The report indicates that 90 percent of Caribbean government transactions of this kind are carried out on a face to face basis, requiring multiple visits, queueing then waiting at a counter, filling out forms, and writing letters.

The study details how in the surveyed nations an average transaction relating to education or health care takes 5 hours, reporting a crime takes 4.8 hours, tax payments 4.7 hours, and an inquiry about a social entitlement the same. Even the most common transactions relating to vehicles, the IDB, says, takes 3.5 hours. In Jamaica, 45 percent of all such transactions required three or more visits and was a little better in Barbados where 43 percent of similar inquiries involved the same amount of time.

Such excessive requirements to resolve matters, often of real personal significance to the individual concerned, have downsides little considered by governments or the civil servants who have devised or implement the systems. Apart from the personal cost in leave time and travel to the individual concerned they result, the IDB says, in the earmarking of human and financial resources by the government that could be better applied elsewhere.

The report also addresses the issue of corruption and illegal payments made to resolve issues relating to the provision of government services. While acknowledging that such problems exist everywhere, the report, quoting a 2019 Transparency International and IDB survey, indicates that 18 percent of respondents paid to ensure access to public service. The figures were particularly high among those surveyed in Guyana at 27 percent, but significantly lower in Barbados at nine percent. While the largest percentage of such payments across the region related to utilities, alarmingly the report notes in passing what most know, that ’15 percent of people paid a bribe to obtain an identity document, whereas, for police services, this figure reached 18 percent’.

The authors of the study also indicate that the bureaucracy associated with basic transactions is more likely to negatively affect the poor or less educated; those most likely to require government services. More positively, however, they point to the progress being made in some Caribbean nations when it comes to company registration, indicating that Jamaica is now a world leader in online company registration.

The overall solution, the IDB suggests, is for governments to actively develop citizen-oriented programmes of digitisation and E-Government.

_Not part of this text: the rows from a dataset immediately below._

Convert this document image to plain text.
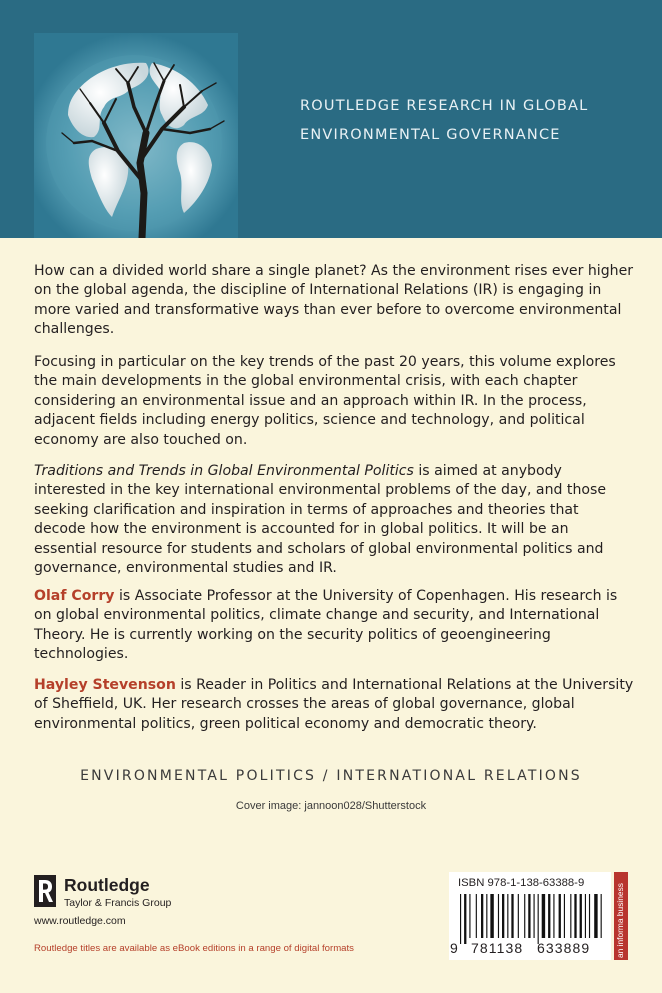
ROUTLEDGE RESEARCH IN GLOBAL
ENVIRONMENTAL GOVERNANCE

How can a divided world share a single planet? As the environment rises ever higher on the global agenda, the discipline of International Relations (IR) is engaging in more varied and transformative ways than ever before to overcome environmental challenges.

Focusing in particular on the key trends of the past 20 years, this volume explores the main developments in the global environmental crisis, with each chapter considering an environmental issue and an approach within IR. In the process, adjacent fields including energy politics, science and technology, and political economy are also touched on.

Traditions and Trends in Global Environmental Politics is aimed at anybody interested in the key international environmental problems of the day, and those seeking clarification and inspiration in terms of approaches and theories that decode how the environment is accounted for in global politics. It will be an essential resource for students and scholars of global environmental politics and governance, environmental studies and IR.

Olaf Corry is Associate Professor at the University of Copenhagen. His research is on global environmental politics, climate change and security, and International Theory. He is currently working on the security politics of geoengineering technologies.

Hayley Stevenson is Reader in Politics and International Relations at the University of Sheffield, UK. Her research crosses the areas of global governance, global environmental politics, green political economy and democratic theory.

ENVIRONMENTAL POLITICS / INTERNATIONAL RELATIONS
Cover image: jannoon028/Shutterstock
Routledge
Taylor & Francis Group
www.routledge.com
Routledge titles are available as eBook editions in a range of digital formats
ISBN 978-1-138-63388-9
9 781138 633889	an informa business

As matters stand, digital transformation programmes supported by IDB are underway in The Bahamas, Barbados and Jamaica where the government is committed to seeing 90 percent of government services integrated and available, with every citizen having a national digital identity.

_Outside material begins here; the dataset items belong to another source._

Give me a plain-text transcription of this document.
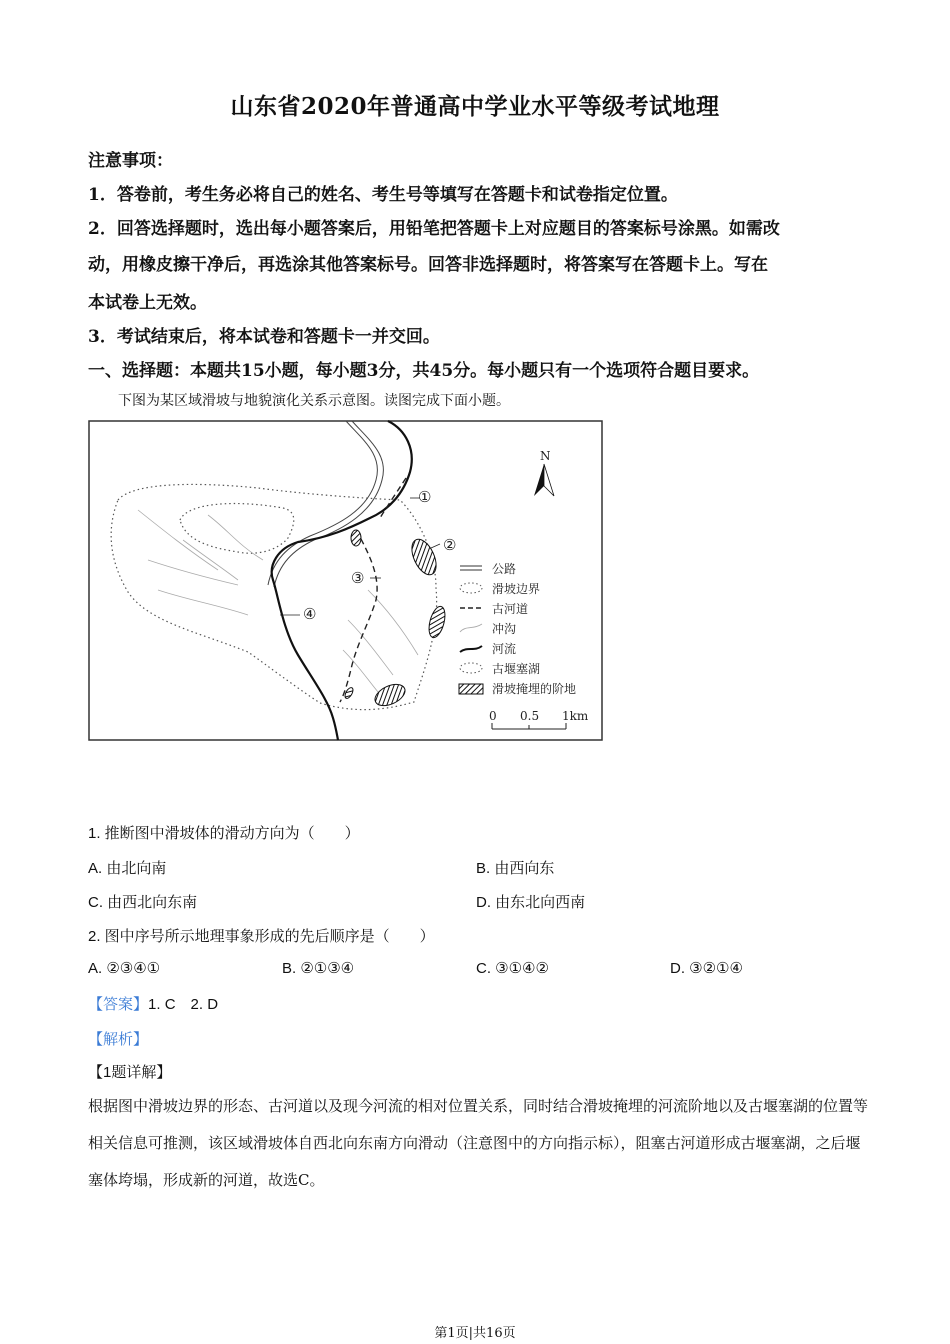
山东省2020年普通高中学业水平等级考试地理
注意事项：
1．答卷前，考生务必将自己的姓名、考生号等填写在答题卡和试卷指定位置。
2．回答选择题时，选出每小题答案后，用铅笔把答题卡上对应题目的答案标号涂黑。如需改
动，用橡皮擦干净后，再选涂其他答案标号。回答非选择题时，将答案写在答题卡上。写在
本试卷上无效。
3．考试结束后，将本试卷和答题卡一并交回。
一、选择题：本题共15小题，每小题3分，共45分。每小题只有一个选项符合题目要求。
下图为某区域滑坡与地貌演化关系示意图。读图完成下面小题。
①
②
③
④
N
公路
滑坡边界
古河道
冲沟
河流
古堰塞湖
滑坡掩埋的阶地
0 0.5 1km
1. 推断图中滑坡体的滑动方向为（　　）
A. 由北向南	B. 由西向东
C. 由西北向东南	D. 由东北向西南
2. 图中序号所示地理事象形成的先后顺序是（　　）
A. ②③④①	B. ②①③④	C. ③①④②	D. ③②①④
【答案】1. C　2. D
【解析】
【1题详解】
根据图中滑坡边界的形态、古河道以及现今河流的相对位置关系，同时结合滑坡掩埋的河流阶地以及古堰塞湖的位置等相关信息可推测，该区域滑坡体自西北向东南方向滑动（注意图中的方向指示标），阻塞古河道形成古堰塞湖，之后堰塞体垮塌，形成新的河道，故选C。
第1页|共16页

Elsewhere, to a greater or lesser extent, progress is being made by some overseas territories. Cuba‘s government is trying to create rapidly an internet society able to increase efficiency and productivity, despite the propensity of its huge and often stifling bureaucracy to default without explanation to telling citizens why something is not possible. In comparison to the rest of the region, the Dominican Republic is far advanced in the process of digitisation having long recognised the value to the government, democracy, and productivity of having a functioning digital economy.

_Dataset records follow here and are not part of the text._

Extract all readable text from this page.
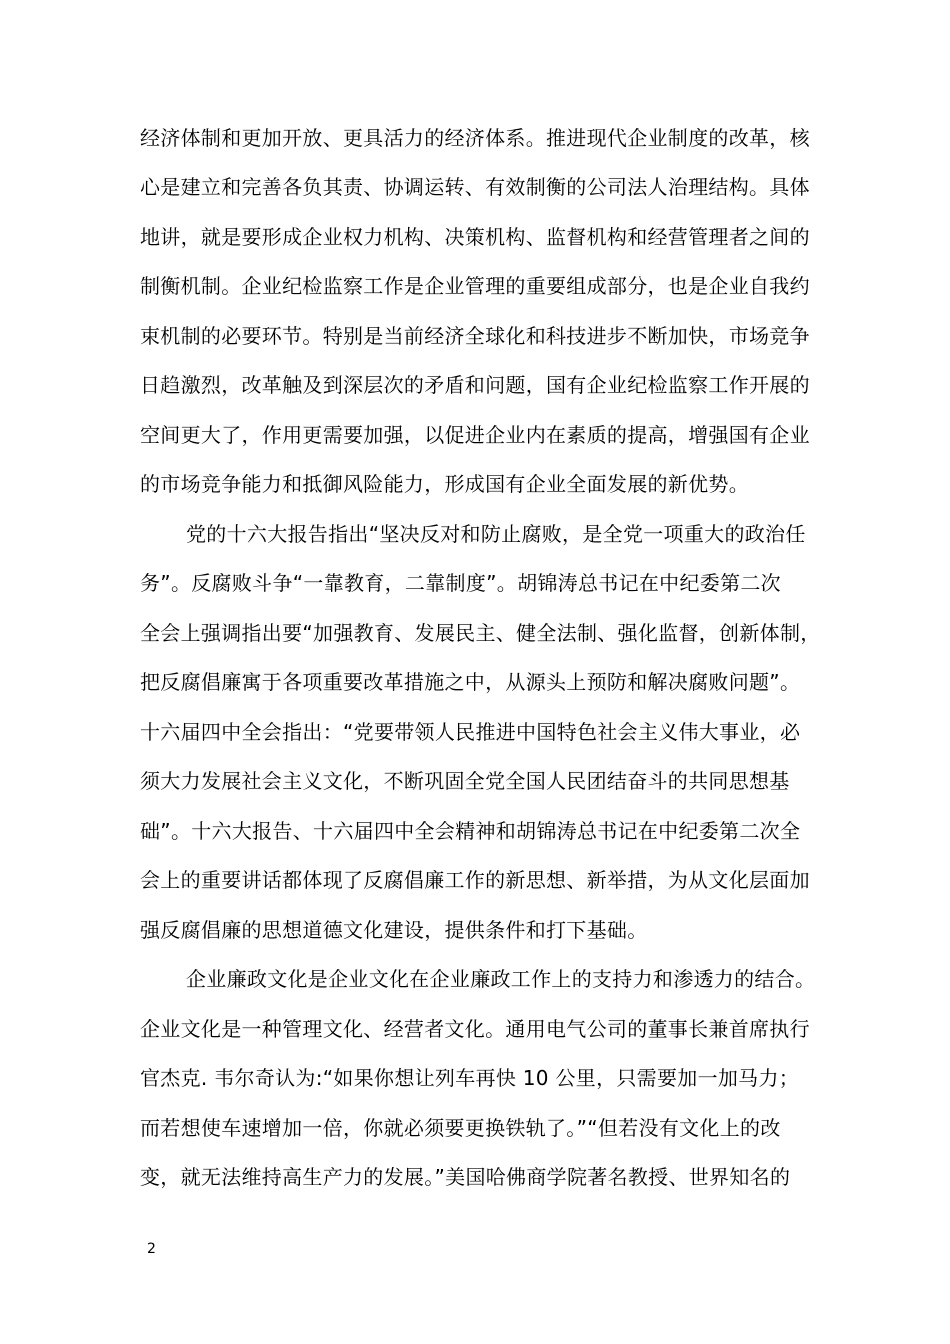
经济体制和更加开放、更具活力的经济体系。推进现代企业制度的改革，核
心是建立和完善各负其责、协调运转、有效制衡的公司法人治理结构。具体
地讲，就是要形成企业权力机构、决策机构、监督机构和经营管理者之间的
制衡机制。企业纪检监察工作是企业管理的重要组成部分，也是企业自我约
束机制的必要环节。特别是当前经济全球化和科技进步不断加快，市场竞争
日趋激烈，改革触及到深层次的矛盾和问题，国有企业纪检监察工作开展的
空间更大了，作用更需要加强，以促进企业内在素质的提高，增强国有企业
的市场竞争能力和抵御风险能力，形成国有企业全面发展的新优势。
党的十六大报告指出“坚决反对和防止腐败，是全党一项重大的政治任
务”。反腐败斗争“一靠教育，二靠制度”。胡锦涛总书记在中纪委第二次
全会上强调指出要“加强教育、发展民主、健全法制、强化监督，创新体制，
把反腐倡廉寓于各项重要改革措施之中，从源头上预防和解决腐败问题”。
十六届四中全会指出：“党要带领人民推进中国特色社会主义伟大事业，必
须大力发展社会主义文化，不断巩固全党全国人民团结奋斗的共同思想基
础”。十六大报告、十六届四中全会精神和胡锦涛总书记在中纪委第二次全
会上的重要讲话都体现了反腐倡廉工作的新思想、新举措，为从文化层面加
强反腐倡廉的思想道德文化建设，提供条件和打下基础。
企业廉政文化是企业文化在企业廉政工作上的支持力和渗透力的结合。
企业文化是一种管理文化、经营者文化。通用电气公司的董事长兼首席执行
官杰克. 韦尔奇认为:“如果你想让列车再快 10 公里，只需要加一加马力；
而若想使车速增加一倍，你就必须要更换铁轨了。”“但若没有文化上的改
变，就无法维持高生产力的发展。”美国哈佛商学院著名教授、世界知名的
2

If such a process is to succeed in CARICOM what is also required is widespread digital literacy, the skills and education that enable this, full and reliable high-speed 4G connectivity, and financial inclusion so that all can make and receive digital payments. It also requires consistently positive online experiences that encourage confidence at a grassroots level. It needs too, significant financial resources and significant development programmes if the region is to achieve the levels of integration between government and its citizens that for example Mauritius now has.

There is evidence globally to show that bureaucratic inefficiencies and government’s inability to deliver basic services is one of the leading factors causing disillusion with government, democracy, and politics. What is needed are politicians who recognise that with the right safeguards, a citizen-centered approach that leads to interoperable E-Government systems in and across the region could help bring about a more citizen-centered Caribbean.